O aborto é proibido no Brasil exceto nos casos previstos por lei. Atualmente, não há, no Código Penal, um prazo máximo para que a legalização aconteça.
Ao fixar um período de 22 semanas, o projeto de lei faz com que muitas mulheres deixem, imediatamente, de acessar esse direito, penalizando, principalmente, situações de maior vulnerabilidade, como crianças, adolescentes e mulheres que vivem nas áreas mais distantes e têm acesso restrito aos serviços de saúde.
“Quanto mais vulnerável a pessoa for em relação ao acesso ao direito, mais ela vai demorar, porque está numa situação de encarceramento e violência.
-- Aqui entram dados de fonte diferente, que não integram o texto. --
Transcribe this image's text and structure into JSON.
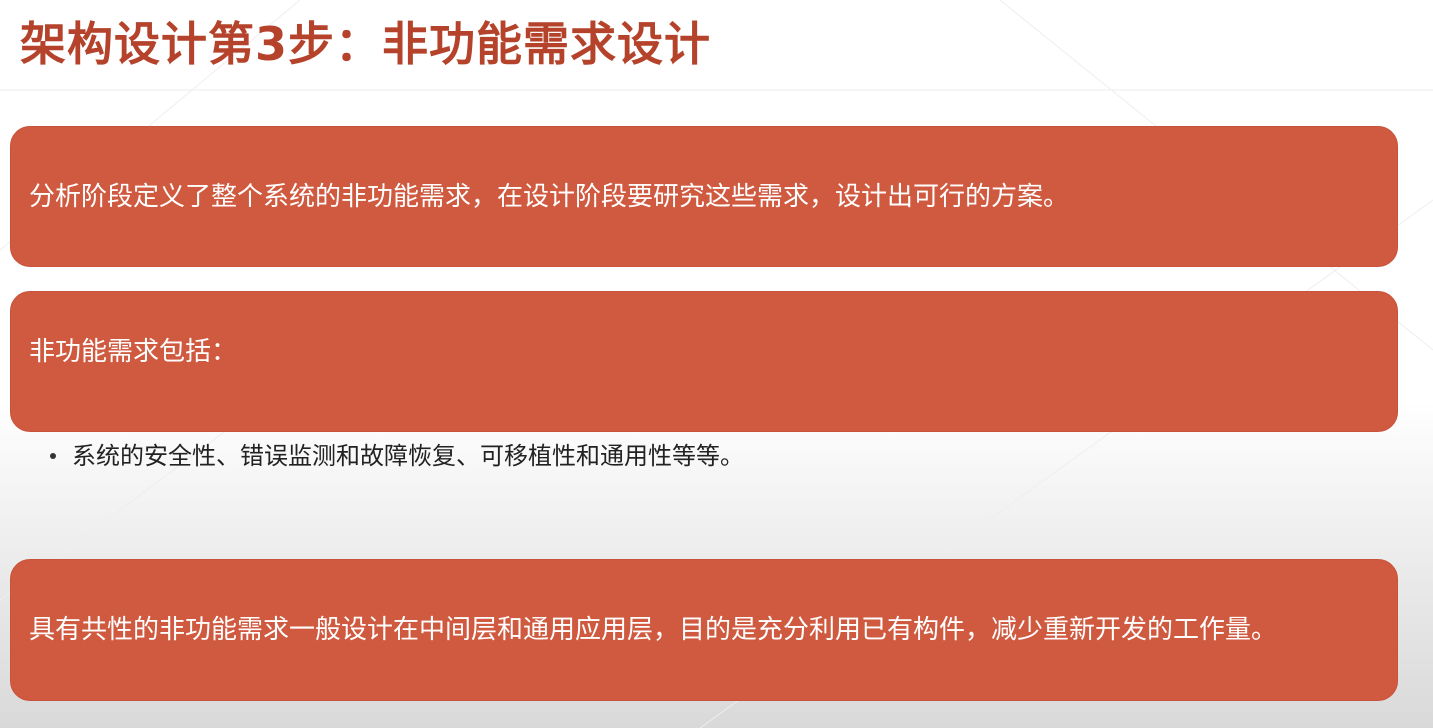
{
  "slide": {
    "title": "架构设计第3步：非功能需求设计",
    "box1_text": "分析阶段定义了整个系统的非功能需求，在设计阶段要研究这些需求，设计出可行的方案。",
    "box2_text": "非功能需求包括：",
    "bullet_text": "系统的安全性、错误监测和故障恢复、可移植性和通用性等等。",
    "box3_text": "具有共性的非功能需求一般设计在中间层和通用应用层，目的是充分利用已有构件，减少重新开发的工作量。"
  },
  "colors": {
    "title": "#b5432b",
    "box_fill": "#d05a40",
    "box_text": "#ffffff",
    "bullet_text": "#222222"
  }
}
Quando alguém precisa de ajuda, demora muito tempo para chegar ao serviço e, muitas vezes, chega acima de 22 semanas. São essas pessoas que estamos vitimizando, caso a legislação retroceda, que é o objeto do PL para antes de 1940”, explicou a médica.
De acordo com a jurista Ives Gandra Martins, “não pode prevalecer um código que é legislação ordinária”.
“Se a constituição diz que o direito à vida é inviolável, se tem condições de vida extrauterina, não pode prevalecer um código que é legislação ordinária e de 1940, sobre uma lei aprovada, uma lei suprema, a lei maior que é a Constituição Federal”, completou.
No país, 6 em cada 10 mulheres vítimas de estupro têm até 13 anos de idade. O estuprador, geralmente, é alguém próximo. E quando a gravidez é descoberta, não é raro que já tenha excedido o prazo de 22 semanas.
Para a advogada Maira Rechia, a mudança na lei é um retrocesso no direito das mulheres, que se tornam novamente vítimas de uma violência.
“Ela será processada e, eventualmente, condenada com base nas mesmas penas do homicídio simples, e isso é muito grave. É o que a gente fala que coloca a vítima no banco dos réus. Quando o processo legislativo é usado para mitigar direitos das mulheres, a gente está às voltas com uma violência legislativa, usam um instrumento aparentemente legal para reduzir a nossa condição a subcidadã e não podemos admitir”, disse.